The phase III EXTEND (PIX301) randomized clinical trial studied pixantrone to see how well it works compared to other chemotherapy drugs in treating participants with relapsed non-Hodgkin's lymphoma. The complete response rate in pixantrone treated with pixantrone has been significantly higher than in those receiving other chemotherapeutic agents for treatment of relapsed/refractory aggressive non-Hodgkin lymphoma.

==Administration==
It can be administered through a peripheral vein rather than a central implanted catheter as required for other similar drugs.

== Society and culture ==
=== US Food and Drug Administration ===

The US Food and Drug Administration (FDA) granted fast track designation for pixantrone in people who had previously been treated two or more times for relapsed or refractory aggressive Non-Hodgkin's Lymphoma. Study sponsor Cell Therapeutics announced that pixantrone achieved the primary efficacy endpoint. The minutes of the Oncologic Drugs Advisory Committee meeting of 22 March 2010 show that this had not in fact been achieved with statistical significance and this combined with major safety concerns lead to the conclusion that the trial was not sufficient to support approval. In April 2010, the FDA asked for an additional trial.

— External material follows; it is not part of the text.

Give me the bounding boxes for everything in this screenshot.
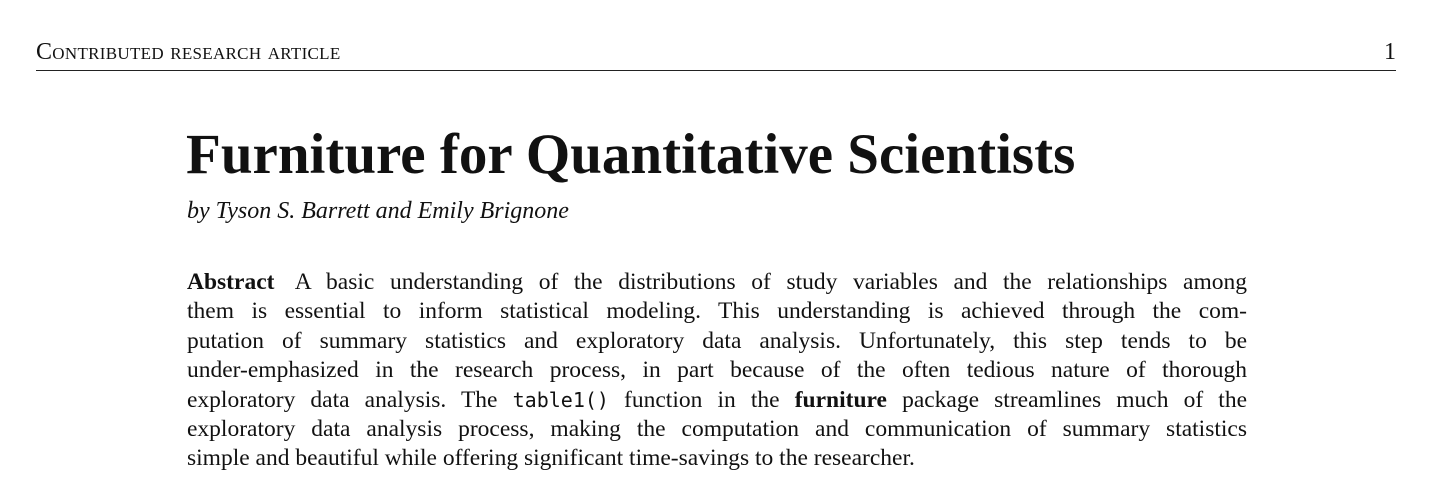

=== European Medicines Agency ===

In May 2009, pixantrone became available in the European Union on a named-patient basis. A named-patient program is a compassionate use drug supply program under which physicians can legally supply investigational drugs to qualifying individuals. Under a named-patient program, investigational drugs can be administered to people who are suffering from serious illnesses prior to the drug being approved by the European Medicines Evaluation Agency. "Named-patient" distribution refers to the distribution or sale of a product to a specific healthcare professional for the treatment of an individual. In the European Union, under the named-patient program the drug is most often purchased through the national health system.
In 2012, pixantrone received conditional marketing authorization in the European Union as Monotherapy to Treat Adult Patients with Multiply Relapsed or Refractory Aggressive Non-Hodgkin B-Cell Lymphomas. The authorization expired in July 2024, after the holder decided not to renew.

==Research==
Pixantrone is as potent as mitoxantrone in animal models of multiple sclerosis. Pixantrone has a similar mechanism of action as mitoxantrone on the effector function of lymphomonocyte B and T cells in experimental allergic encephalomyelitis but with lower cardiotoxicity. Pixantrone inhibits antigen specific and mitogen induced lymphomononuclear cell proliferation, as well as IFN-gamma production. Clinical trials are currently ongoing in Europe.

Pixantrone also reduces the severity of experimental autoimmune myasthenia gravis in Lewis rats, and in vitro cell viability experiments indicated that Pixantrone significantly reduces amyloid beta (A beta(1-42)) neurotoxicity, a mechanism implicated in Alzheimer's disease.